What Makes A Good Submissive?
What makes a good sub?
It’s a question that many submissively-inclined kinksters will struggle with at one point or another in their sex life: “Am I a good submissive?”
If you Google “good submissive” you’ll find any number of articles, forums and social media discussions about what constitutes a good sub. Generally, those conversations are populated by Dominants/Dommes describing the attributes of a submissive – or attributes of submission in general – that most appeal to them.
There are even categories of submission. One widespread article loosely defines nine distinct categories of submission, from (and I’m paraphrasing) a kind of casual submissive who likes it a little rough and only occasionally, to a total, live-in, full-time, limitless slave. Subcategories of subcategories upon subcategories.
But there’s a serious problem with the question “what makes a good sub?” The problem can be summarized like this: labeling a person’s expression of sexual submission in terms as cut-and-dried as “good” and, by obvious implication, “bad”, creates a false ideal of submission. It creates standards to which new and emerging submissives feel pressured to conform.
The phrase “good submissive” is a close cousin of “real woman”. The problem with the phrase “real woman,” as is demonstrated every day on social media, is that the impression of what constitutes such a concept is so subjective that the phrase itself has become self-defeating.
One day we’re told to reject the models we see in fashion magazines as unrealistic and embrace a curvier ideal. The next day we’re told that anyone who self-identifies as a woman is a real woman by definition. The next, we’re told we should reject the definition completely. Whichever side of the fence you sit on in this regard, the point is that it’s impossible to state definitively what the concept of a real woman is a social construct and therefore subjective.
Things don’t get any more subjective than one’s personal concept of reality, after all.
The same is absolutely true of the notion of a good submissive. A person’s expression of consensual submission is so deeply personal that it often defines them. For many kinksters, their submissiveness is more like a sexual orientation than a kink. And you would never dream of asking a question like “what makes a good gay?” would you?

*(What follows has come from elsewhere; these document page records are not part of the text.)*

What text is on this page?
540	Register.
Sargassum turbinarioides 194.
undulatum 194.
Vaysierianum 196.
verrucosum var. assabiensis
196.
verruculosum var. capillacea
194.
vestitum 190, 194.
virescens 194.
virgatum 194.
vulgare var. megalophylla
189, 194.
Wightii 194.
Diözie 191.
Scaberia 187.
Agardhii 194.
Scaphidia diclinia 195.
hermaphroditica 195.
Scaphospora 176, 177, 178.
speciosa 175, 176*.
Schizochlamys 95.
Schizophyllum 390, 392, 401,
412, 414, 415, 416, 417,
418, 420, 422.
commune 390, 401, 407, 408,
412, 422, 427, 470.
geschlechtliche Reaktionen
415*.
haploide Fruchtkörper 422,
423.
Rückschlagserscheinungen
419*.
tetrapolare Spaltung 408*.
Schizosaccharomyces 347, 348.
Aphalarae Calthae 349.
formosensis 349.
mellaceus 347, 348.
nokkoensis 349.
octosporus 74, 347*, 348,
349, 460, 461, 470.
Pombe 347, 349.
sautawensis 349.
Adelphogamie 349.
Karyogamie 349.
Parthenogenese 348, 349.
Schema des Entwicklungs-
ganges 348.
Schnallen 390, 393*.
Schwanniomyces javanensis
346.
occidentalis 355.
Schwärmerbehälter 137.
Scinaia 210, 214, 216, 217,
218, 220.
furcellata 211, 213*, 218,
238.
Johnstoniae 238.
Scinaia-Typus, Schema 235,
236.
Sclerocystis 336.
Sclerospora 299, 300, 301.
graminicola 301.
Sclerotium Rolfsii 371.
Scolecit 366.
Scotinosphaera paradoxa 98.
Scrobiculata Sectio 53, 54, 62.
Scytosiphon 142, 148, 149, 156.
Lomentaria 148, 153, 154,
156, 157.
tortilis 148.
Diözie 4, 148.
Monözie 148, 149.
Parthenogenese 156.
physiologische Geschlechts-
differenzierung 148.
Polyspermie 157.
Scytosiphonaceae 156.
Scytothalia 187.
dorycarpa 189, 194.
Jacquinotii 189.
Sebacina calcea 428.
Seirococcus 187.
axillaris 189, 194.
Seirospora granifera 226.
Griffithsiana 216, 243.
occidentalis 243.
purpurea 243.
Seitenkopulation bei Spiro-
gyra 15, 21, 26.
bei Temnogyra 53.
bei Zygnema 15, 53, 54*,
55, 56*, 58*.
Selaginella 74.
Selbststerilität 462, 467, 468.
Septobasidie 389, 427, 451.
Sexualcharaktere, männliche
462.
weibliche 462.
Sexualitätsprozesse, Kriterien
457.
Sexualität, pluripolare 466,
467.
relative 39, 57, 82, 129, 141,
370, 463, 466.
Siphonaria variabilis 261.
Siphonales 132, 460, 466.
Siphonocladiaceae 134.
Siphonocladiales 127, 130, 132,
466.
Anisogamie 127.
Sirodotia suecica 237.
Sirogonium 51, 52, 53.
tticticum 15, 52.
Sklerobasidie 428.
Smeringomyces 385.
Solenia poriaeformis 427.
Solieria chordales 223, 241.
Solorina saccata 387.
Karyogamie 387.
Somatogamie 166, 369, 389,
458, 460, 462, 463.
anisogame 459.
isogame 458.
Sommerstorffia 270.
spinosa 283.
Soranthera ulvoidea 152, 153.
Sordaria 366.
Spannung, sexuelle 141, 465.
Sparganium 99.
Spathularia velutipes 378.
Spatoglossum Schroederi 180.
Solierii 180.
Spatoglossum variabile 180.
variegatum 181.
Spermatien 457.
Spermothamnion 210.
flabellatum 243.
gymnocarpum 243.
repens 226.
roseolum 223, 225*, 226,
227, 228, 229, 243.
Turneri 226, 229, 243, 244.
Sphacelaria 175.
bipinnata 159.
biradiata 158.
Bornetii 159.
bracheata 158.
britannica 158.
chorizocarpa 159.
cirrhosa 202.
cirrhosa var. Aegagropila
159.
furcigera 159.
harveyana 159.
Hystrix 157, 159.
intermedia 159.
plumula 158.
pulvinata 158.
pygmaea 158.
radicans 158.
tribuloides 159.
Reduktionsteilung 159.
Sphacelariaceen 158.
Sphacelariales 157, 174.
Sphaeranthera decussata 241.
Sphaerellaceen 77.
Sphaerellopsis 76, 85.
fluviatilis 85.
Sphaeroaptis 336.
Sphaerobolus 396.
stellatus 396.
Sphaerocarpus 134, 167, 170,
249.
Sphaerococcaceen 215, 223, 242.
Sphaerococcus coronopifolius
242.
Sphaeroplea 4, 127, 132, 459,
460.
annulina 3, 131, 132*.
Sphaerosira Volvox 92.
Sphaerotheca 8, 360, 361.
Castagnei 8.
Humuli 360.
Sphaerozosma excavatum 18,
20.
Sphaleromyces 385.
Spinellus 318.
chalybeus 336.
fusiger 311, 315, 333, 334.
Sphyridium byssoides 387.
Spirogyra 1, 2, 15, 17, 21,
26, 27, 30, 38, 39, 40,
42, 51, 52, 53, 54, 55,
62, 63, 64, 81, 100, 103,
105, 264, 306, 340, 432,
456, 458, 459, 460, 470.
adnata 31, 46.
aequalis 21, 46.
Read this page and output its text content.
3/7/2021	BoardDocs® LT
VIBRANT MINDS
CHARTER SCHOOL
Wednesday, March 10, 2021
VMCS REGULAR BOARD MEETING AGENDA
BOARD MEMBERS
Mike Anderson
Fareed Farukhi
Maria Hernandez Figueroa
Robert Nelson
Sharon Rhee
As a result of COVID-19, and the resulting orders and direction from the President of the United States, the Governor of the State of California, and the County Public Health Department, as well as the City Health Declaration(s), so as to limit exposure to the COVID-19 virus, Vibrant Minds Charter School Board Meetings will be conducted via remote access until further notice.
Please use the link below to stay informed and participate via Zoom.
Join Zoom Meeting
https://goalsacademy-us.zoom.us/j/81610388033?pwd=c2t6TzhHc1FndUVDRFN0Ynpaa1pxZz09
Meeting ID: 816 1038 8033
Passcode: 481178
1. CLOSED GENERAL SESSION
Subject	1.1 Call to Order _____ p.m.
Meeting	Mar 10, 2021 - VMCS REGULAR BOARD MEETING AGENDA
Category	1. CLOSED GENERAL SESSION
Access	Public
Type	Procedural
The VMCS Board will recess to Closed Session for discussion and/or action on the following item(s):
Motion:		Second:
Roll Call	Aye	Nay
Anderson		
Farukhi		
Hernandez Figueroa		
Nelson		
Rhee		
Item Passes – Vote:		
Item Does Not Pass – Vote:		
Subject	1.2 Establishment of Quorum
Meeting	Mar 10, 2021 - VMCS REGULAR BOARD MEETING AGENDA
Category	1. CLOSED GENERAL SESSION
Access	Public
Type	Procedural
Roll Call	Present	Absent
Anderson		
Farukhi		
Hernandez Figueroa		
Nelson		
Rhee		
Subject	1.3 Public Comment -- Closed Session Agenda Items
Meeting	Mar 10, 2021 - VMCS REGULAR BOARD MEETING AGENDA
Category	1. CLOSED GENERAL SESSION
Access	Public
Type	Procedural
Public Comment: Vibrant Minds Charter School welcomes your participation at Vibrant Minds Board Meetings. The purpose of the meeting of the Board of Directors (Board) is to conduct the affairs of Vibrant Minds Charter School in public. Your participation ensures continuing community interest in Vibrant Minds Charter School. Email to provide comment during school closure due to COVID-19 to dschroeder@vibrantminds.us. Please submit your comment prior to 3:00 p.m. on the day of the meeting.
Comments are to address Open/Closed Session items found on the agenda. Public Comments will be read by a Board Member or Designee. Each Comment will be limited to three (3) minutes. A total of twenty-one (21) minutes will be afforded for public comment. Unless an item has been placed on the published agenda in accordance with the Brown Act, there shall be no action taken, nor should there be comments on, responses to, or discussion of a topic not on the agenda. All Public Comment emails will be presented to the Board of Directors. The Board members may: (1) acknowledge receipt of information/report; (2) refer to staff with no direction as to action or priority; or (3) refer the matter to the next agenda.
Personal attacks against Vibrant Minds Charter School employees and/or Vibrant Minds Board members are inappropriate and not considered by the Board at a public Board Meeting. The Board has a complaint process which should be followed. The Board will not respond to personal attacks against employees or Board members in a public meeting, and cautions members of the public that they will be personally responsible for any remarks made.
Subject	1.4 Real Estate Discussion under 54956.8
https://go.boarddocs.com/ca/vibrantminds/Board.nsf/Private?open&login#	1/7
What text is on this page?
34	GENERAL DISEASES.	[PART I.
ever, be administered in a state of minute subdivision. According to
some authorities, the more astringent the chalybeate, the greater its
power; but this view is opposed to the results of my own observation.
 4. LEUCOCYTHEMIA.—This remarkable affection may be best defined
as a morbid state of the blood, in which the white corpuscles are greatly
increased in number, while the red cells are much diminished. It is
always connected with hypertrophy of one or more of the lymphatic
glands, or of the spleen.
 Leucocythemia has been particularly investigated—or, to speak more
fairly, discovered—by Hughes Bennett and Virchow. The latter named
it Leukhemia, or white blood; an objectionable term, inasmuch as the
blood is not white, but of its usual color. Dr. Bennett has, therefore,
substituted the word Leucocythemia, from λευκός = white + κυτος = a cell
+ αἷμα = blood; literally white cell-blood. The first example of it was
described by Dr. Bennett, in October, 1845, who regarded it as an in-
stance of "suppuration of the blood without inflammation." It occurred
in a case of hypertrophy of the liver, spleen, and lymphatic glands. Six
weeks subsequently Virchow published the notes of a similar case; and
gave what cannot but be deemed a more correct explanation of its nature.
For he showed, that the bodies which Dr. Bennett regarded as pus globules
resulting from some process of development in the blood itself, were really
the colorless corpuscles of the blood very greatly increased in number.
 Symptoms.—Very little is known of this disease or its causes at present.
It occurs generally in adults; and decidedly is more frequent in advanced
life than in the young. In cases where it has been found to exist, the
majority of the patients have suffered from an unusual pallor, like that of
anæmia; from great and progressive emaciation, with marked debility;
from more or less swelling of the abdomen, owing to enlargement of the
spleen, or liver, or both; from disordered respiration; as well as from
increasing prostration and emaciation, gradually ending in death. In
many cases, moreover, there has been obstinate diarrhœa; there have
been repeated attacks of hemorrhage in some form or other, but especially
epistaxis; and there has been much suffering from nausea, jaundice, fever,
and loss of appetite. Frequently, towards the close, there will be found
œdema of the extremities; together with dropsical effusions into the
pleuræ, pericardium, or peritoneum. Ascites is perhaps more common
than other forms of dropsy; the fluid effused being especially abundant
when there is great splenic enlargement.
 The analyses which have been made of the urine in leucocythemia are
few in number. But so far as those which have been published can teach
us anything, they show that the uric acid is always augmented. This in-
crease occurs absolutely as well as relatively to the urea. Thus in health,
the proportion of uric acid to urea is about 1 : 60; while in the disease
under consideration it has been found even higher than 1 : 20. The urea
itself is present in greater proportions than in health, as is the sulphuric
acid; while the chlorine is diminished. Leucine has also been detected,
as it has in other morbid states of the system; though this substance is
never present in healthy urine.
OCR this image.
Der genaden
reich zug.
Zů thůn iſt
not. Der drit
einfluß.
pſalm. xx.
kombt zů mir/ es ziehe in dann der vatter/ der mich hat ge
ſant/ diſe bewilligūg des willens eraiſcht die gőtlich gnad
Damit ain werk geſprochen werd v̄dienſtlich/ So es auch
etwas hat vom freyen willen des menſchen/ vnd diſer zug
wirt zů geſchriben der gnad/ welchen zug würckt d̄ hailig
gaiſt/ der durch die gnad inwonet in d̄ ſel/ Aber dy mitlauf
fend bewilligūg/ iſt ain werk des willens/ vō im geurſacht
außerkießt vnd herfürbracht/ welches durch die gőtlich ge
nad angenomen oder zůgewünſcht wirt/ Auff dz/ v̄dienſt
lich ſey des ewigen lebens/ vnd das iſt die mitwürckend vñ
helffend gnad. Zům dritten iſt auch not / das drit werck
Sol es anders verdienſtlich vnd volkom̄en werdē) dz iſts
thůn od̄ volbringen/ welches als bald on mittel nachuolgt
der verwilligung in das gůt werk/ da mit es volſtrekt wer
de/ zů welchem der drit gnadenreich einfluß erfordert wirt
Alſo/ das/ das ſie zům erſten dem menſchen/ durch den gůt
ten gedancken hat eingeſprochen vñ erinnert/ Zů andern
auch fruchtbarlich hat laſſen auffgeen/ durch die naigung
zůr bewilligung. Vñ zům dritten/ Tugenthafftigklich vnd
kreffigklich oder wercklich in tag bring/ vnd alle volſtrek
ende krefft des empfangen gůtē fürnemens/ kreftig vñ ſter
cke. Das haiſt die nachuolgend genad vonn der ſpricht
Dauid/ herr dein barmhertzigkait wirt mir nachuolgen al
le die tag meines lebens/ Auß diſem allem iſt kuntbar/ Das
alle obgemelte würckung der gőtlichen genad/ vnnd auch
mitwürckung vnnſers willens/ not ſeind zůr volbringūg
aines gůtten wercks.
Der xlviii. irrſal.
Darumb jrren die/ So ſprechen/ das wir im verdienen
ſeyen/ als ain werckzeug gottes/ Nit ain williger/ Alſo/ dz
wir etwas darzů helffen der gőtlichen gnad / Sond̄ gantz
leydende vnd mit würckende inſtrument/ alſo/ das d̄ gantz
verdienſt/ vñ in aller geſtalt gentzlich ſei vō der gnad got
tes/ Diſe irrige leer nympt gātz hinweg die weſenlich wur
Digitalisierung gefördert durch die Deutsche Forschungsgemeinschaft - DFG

Hopefully not. Because a question phrased that clumsily belies a poor understanding of the subject. There’s no real set of behavioral characteristics that define someone as gay. You just are it, or you’re not it. Your behavior might sometimes depend on your sexuality, but your sexuality is never dependant on your behavior.
It’s strange then to realize that we don’t apply the same standards at the exact opposite end of the spectrum. The most progressive among us might be a bit squeamish when we hear the phrase “good submissive,” but we’re not so quick to interrupt when we hear discussion of a “bad Dom.” Why the discrepancy? Is it a double standard?
No, I don’t think so. The submissive’s role is (very) broadly speaking to follow the guidance and instruction of their Dom. The (very broad) definition of submission is the desire to relinquish control in a sexual context to the will of another. If we take that as a base point for comparison, then the broad definition of sexual dominance is a desire for power and control within a sexual context.
You can immediately see that we hold subs and Doms to different standards, and as such, we can’t be accused of having double standards.
Let’s take a real-life fictional example. 50 Shades. The female submissive, Ana, is certainly a bit of a wet blanket. Naïve and inexperienced, she has the charisma of a rabbit in the headlights. But she essentially does very little wrong in the grand scheme. Christian, the male dominant in the story, is arrogant, reckless, and abusive – manipulative, even ―of the dynamic between them.
So what’s the difference? Christian Grey, as the dominant, has a duty of care. Ana doesn’t. She can be expected to care, but it’s not the same as his duty of care.
Submissives are very rarely passive passengers in the D/s dynamic. That smacks of exploitation. A healthy dom/sub relationship is an equal and respectful one. Any time that you hear a Dom describe a partner as a “bad sub,” it’s probably because that sub resisted the dom’s abuse of power, not because of any intrinsic negative qualities on the submissive’s account.
There is no such thing as a good sub. But there is such a thing as a bad Dom.